Pereda’s more ambitious but willfully puzzling Summer of Goliath (2010) tells a number of stories, none of them fully developed. Set in a rural environment, in which woods, fields, and rivers bear oppressively on the action, the film consists of stories that are juxtaposed with each other, scene by scene, in the fashion of a patchwork quilt.
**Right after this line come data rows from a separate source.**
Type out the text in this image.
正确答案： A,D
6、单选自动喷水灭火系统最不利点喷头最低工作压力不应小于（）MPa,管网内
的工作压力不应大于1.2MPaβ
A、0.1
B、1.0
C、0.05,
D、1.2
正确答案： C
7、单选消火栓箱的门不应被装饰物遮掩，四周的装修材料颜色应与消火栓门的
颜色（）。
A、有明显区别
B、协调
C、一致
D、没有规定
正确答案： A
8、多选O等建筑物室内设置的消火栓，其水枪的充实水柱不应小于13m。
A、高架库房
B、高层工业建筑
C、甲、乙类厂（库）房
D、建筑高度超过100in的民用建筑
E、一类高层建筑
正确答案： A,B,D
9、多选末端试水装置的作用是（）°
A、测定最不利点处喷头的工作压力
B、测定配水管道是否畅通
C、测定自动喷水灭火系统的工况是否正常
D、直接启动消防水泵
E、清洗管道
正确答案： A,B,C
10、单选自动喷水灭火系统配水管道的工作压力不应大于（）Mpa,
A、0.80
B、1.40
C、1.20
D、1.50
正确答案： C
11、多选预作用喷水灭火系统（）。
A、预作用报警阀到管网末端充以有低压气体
Once again, Teresa Sánchez and Gabino Rodríguez are mother and son, their problems compounded by the husband-father’s abandonment; once again, Gabino lacks a proper job, this time as he plays soldier with a pal. Pereda’s inclusion of interviews with minor characters whose situations are unconnected to the main one lends a documentary air to the entire work, blurring the line between fabrication and what seem to be actual events. The film’s title refers to a young man accused of killing his girlfriend. Though we hear no more about this after the interview that begins the film, it hangs over the movie as a specter of hopelessness and irresolution.
Pereda’s style—extended takes, often handheld and mobile; minimal dialogue; loosely constructed, unresolved narratives; and quasi-documentary touches—is so suited to the confines and aimless lives of his characters that it hardly seems a formalist choice. His approach is patient and observing, his long takes apt measures of the unhurried, directionless nature of his characters’ behavior. It’s not clear whether this style reflects a consistent authorial point of view or is the logical tactic for gazing at people whose personalities and lives would crumble under the analytic dynamics of montage. “Where Are Their Stories?” could be the collective title of Pereda’s films to date. It remains to be seen whether he will continue to address this question as he has or expand his aesthetic to consider its deeper implications.